The Association of Cyprus Banks is at odds with Finance Minister Makis Keravnos over his stance on the cost of higher interest rates and potential taxation measures. The association's spokesperson, Andreas Costouris, has voiced disagreement with how the Finance Minister is presenting the situation, revealing tensions between the banking sector and government authorities in Cyprus.

Association of Cyprus Banks Clashes with Finance Minister Over Interest Rates and Taxes

The discord comes in the wake of Finance Minister Makis Keravnos's call for banks to absorb a portion of the cost resulting from consecutive interest rate increases. Keravnos emphasized the need for banks to take specific actions to close the gap between lending and deposit interest rates. In a letter directed to Cypriot banks, the Minister expressed disappointment in the banks' response, which he deemed inadequate in addressing the issue.


In the same letter, Keravnos drew attention to the unique situation in Cyprus where taxation is imposed on bank deposits. He hinted at potential government decisions to tackle this matter at an appropriate time. These statements set the stage for a clash with the Association of Cyprus Banks, which has taken a differing view on both the absorption of interest rate increases and the prospect of additional taxation.

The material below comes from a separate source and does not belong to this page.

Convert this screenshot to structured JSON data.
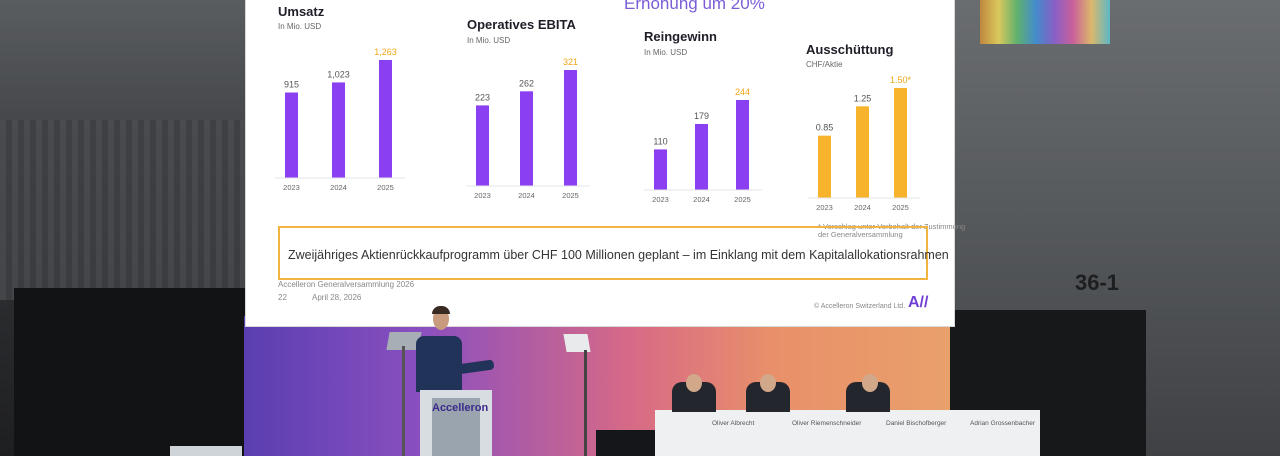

Andreas Costouris, the spokesperson for the Association of Cyprus Banks, countered the Finance Minister's stance. He pointed out that Keravnos's reference to no actions being taken in favor of borrowers, specifically regarding the absorption of a part of the cost from the increase in lending interest rates, was surprising. Costouris highlighted that loan renegotiations amounting to €2 billion had taken place during the first half of the year, indicating that the banks had indeed undertaken actions to address the impact of interest rate increases.


In response to the proposed taxation on bank profits, Costouris expressed reservations. He argued that such a move could potentially send the wrong message to foreign investors and deter their participation in the Cyprus banking sector. However, he clarified that no official proposal had been submitted by the Finance Minister and that the association planned to present its positions in an upcoming meeting.

The spokesperson reiterated the association's commitment to engaging constructively with the Finance Minister. Costouris expressed confidence that the meeting would provide an opportunity to address concerns and questions about the measures implemented by the banks. He emphasized that the association aims to find common ground with the Finance Minister and assess the policy stance moving forward.


In the context of the ongoing increase in lending interest rates, Costouris shed light on the proactive steps taken by banks. He noted that these actions were initiated before the measures were officially announced. Costouris cited data provided by the governor of the Central Bank, which indicated an increase in loan renegotiations and loan restructurings. He further elaborated on the relief packages introduced by banks to counter the effects of rate increases, which include direct refunds, debt relief, or a combination of measures.


Costouris addressed the broader economic impact of the interest rate hikes. He acknowledged that the situation places pressure on the economy and that banks are closely evaluating available data in conjunction with borrowers' needs. The spokesperson highlighted the significance of maintaining regular communication with customers to find solutions that alleviate financial difficulties.


Regarding the prospect of imposing an extraordinary tax on bank windfall profits, Costouris offered a perspective on the issue. He noted that banks already contribute to the state's revenue through various taxes and questioned the necessity of introducing a new special tax. Costouris argued that such a decision could be perceived as stemming from monetary policy decisions rather than being directly linked to bank policy.


As the Association of Cyprus Banks engages in discussions with the Finance Minister, the banking sector seeks to ensure that its policies align with the broader economic goals of Cyprus. The evolving dynamics between the banks and the government in addressing interest rate challenges and potential taxation measures underscore the complexity of managing economic stability amidst changing financial circumstances.